Если папу поразило происшедшее, то никейский патриарх был попросту взбешен. Он, и только он, имел право короновать помазанников на императорский престол ромеев, а тут какой-то жалкий епископишка осмелился оспаривать это его право? По мнению патриарха, законным наследником константинопольского престола был никейский император, поскольку он, патриарх, короновал его.
Но василевсом, присвоив все титулы и имена рода Ангелов, осмелился объявить себя эпирец. Кроме этого, он назначил своих людей митрополитами и епископами в старых и новых епархиях, что было еще одной неслыханной дерзостью. Они, конечно, начнут теперь превозносить в молитвах самозванца, расхваливать его императорские достоинства. На вопрос патриарха, почему он так дерзко нарушил правила коронования и религиозные каноны, Комнин ответил хитро и уклончиво. О правилам коронования вообще умолчал, будто не было об этом и речи, а что касается патриарха, он якобы слишком медлит с рукоположением епископов, а те, кто уже был им рукоположен, будто бы не торопятся занимать свои епархии или делают это с большим опозданием.
Никейский патриарх ответом не удовлетворился и попросил Комнина точнее объяснить свои поступки. Тогда тот прямо заявил, что не может терпеть в своих землях епископов, которые не признают его василевсом, хотя он, а не кто другой отвоевал у ромеев значительную часть земель. Потратив так много золота, пролив реки крови для достижения целей своего народа, он не может передать добытое в руки людей, которые не имеют к этому никакого отношения и ничем не доказали ему свою преданность.

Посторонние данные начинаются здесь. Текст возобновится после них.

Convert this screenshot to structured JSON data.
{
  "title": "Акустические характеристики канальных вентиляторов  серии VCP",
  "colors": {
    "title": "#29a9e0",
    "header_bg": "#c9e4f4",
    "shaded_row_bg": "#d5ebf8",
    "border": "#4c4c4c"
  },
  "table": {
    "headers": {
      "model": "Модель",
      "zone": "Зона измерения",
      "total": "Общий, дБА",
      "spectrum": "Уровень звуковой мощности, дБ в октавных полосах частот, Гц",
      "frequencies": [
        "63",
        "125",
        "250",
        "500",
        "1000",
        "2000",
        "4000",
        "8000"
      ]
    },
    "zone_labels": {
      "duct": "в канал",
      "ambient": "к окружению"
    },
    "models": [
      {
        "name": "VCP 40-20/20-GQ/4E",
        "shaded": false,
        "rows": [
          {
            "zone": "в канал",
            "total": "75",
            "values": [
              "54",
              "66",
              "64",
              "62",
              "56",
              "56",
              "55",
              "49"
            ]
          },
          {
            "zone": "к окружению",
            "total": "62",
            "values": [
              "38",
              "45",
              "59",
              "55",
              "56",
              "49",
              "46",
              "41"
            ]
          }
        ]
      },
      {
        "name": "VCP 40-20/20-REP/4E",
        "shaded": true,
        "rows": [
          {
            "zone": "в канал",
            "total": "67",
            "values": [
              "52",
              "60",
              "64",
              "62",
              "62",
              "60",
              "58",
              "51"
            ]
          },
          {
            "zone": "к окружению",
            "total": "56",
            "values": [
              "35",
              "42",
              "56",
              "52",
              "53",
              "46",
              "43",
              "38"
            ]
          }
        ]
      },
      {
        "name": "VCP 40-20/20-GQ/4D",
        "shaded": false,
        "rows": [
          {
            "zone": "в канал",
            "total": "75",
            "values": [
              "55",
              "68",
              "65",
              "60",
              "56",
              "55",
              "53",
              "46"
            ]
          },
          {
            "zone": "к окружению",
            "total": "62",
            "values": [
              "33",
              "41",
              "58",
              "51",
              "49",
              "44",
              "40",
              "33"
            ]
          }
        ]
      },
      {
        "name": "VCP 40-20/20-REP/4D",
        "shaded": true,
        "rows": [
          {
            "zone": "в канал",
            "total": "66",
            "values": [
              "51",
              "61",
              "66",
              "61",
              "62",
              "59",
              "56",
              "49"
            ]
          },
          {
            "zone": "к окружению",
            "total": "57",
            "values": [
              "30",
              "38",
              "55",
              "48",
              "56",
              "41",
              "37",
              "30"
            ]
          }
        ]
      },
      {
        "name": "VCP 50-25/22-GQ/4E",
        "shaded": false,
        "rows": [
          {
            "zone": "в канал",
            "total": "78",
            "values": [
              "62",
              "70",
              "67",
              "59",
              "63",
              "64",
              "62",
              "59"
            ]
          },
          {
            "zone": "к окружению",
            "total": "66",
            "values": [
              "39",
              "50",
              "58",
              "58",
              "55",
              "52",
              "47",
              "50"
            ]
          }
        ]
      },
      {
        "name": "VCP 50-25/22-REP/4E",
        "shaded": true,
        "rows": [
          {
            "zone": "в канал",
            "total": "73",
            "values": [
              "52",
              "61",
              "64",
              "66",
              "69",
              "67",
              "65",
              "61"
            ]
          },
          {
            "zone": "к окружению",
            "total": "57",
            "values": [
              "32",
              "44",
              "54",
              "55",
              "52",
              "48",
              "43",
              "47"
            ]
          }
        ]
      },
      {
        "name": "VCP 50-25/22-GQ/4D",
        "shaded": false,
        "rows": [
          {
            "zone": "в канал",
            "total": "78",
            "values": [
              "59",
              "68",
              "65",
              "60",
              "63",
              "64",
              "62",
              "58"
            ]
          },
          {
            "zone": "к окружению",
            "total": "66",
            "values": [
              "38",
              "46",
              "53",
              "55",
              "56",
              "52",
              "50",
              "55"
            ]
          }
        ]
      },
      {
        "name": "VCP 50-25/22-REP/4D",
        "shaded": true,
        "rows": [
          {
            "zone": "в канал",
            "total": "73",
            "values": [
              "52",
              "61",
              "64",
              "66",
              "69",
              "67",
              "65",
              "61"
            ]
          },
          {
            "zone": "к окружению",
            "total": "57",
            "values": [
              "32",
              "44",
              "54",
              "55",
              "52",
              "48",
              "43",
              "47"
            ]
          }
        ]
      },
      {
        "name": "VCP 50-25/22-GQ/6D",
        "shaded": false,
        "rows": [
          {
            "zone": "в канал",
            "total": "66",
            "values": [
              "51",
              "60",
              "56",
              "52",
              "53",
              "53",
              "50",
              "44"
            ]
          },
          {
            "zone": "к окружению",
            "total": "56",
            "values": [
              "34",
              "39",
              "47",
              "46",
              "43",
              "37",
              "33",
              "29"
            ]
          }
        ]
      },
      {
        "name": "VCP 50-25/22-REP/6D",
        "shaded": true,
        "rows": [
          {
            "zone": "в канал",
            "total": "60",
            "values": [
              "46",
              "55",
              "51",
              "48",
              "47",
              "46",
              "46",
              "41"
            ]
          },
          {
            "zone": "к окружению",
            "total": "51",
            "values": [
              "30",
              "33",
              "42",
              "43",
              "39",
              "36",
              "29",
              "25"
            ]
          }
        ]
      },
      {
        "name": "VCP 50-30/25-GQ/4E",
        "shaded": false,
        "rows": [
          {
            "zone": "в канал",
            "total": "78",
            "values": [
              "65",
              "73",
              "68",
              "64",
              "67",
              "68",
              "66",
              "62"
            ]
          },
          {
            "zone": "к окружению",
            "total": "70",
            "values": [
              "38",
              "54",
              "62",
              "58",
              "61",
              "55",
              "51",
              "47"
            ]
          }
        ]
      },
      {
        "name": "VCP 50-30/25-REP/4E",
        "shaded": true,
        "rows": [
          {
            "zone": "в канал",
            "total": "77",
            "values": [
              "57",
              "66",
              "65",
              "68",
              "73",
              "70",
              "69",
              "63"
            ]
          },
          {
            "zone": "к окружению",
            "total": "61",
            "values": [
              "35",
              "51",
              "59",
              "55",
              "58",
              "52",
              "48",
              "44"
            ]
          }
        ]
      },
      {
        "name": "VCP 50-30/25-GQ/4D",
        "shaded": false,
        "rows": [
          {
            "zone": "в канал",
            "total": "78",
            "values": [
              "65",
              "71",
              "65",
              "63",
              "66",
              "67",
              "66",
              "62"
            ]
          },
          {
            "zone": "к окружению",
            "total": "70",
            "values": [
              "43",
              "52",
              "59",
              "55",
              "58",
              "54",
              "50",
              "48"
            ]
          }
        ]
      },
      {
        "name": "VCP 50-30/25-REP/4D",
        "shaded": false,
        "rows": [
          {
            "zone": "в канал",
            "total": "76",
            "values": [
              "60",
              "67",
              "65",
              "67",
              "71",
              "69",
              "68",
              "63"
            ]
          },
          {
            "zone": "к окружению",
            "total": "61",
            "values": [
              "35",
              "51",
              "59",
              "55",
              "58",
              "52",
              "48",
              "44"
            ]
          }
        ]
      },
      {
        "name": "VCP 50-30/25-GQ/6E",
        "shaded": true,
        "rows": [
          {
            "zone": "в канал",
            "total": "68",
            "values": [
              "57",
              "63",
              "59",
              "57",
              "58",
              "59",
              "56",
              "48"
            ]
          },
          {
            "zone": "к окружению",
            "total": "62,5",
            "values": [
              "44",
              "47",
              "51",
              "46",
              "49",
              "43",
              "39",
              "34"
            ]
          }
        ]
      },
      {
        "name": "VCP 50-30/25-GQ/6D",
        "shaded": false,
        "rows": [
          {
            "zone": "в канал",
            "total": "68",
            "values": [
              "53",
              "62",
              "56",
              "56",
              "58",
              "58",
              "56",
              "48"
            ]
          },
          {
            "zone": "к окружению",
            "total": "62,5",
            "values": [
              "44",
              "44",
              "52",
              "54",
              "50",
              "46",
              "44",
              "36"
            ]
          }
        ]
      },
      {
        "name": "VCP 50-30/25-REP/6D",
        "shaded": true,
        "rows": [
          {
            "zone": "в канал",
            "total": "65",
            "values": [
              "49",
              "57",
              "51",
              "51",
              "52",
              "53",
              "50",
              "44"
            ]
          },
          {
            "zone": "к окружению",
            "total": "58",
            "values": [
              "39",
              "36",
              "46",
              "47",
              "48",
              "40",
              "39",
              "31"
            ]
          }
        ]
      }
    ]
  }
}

Этот дерзкий ответ разгневал патриарха. И он решил проклясть самозванца и предать анафеме послушное Комнину Охридское архиепископство[187].
Отношения между двумя церквами и двумя императорами еще более обострились. Феодор Комнин Дука Ангел, как он уже называл себя, предвидел это и потому не волновался. Он знал, что наступит день, когда ему придется поссориться со своим никейским соперником, и этот день пришел. Но Иоанн Ватац был на другом берегу моря, далеко от него, и причин бояться его не было. А вот об отношениях с ближайшими соседями надо было думать и думать. Взять хотя бы того же деспота Крестогорья Слава. Племянница Ирина Петралифа втянула Комнина в щекотливое дело. Он обещал ее руку одному из своих молодых полководцев, Феоктисту Вринасу, но, когда прибыли послы Слава, нарушил свое обещание и выдал ее замуж за болгарина. Феоктист был настойчив и упрям и не мог так легко отказаться от своих намерений. Много раз пытался он добиться приема у Феодора Комнина, но безуспешно. Наконец Феоктист уговорил Ирину похлопотать за него перед дядей, пусть господин его выслушает. Принимая несостоявшегося родственника, Феодор Комнин полагал, что услышит его просьбу не посылать Ирину в деспотство Слава, но ошибся. Феоктист выразил лишь желание поехать в Крестогорье под видом евнуха в свите Ирины. А там он уж постарается все уладить так, что неприступный Мельник в ближайшее время окажется в руках Феодора Комнина. За эту услугу Феоктист по-прежнему просит руки Ирины Петралифы и должности кастрофилака крепости Мельник.
Поначалу все это показалось Комнину просто нелепостью, но в конце концов план молодого военачальника заинтересовал его. До отбытия свадебного поезда они вдвоем не раз подробно обсуждали все детали задуманного плана. Настойчивая просьба эпирца о помощи в походе на Фессалоники, с которой он обратился к Славу, тоже была звеном в цепи этого плана — важно было вывести войска деспота из Мельника. Ожидая добрых вестей от Феоктиста, Комнин откладывал и откладывал штурм Фессалоник. Вести о том, что лазутчики Феоктиста открыли ворота крепости Мельник специально выделенным войскам Комнина, должны были доставить два его гонца. Но их все не было и не было. Терпение Феодора Комнина иссякло. Он послал к Феоктисту еще двух гонцов, но они, как и первые, будто в воду канули. А тут Слав бросился на штурм крепостной стены и захватил две башни. Это событие оттеснило на задний план прежние заботы Комнина, но мысль о четырех пропавших гонцах время от времени тревожила его; если их перехватили, достало ли им мужества погибнуть, не выдав тех планов, которые выставляли бы его в невыгодном свете в глазах нового родственника, деспота Крестогорья?!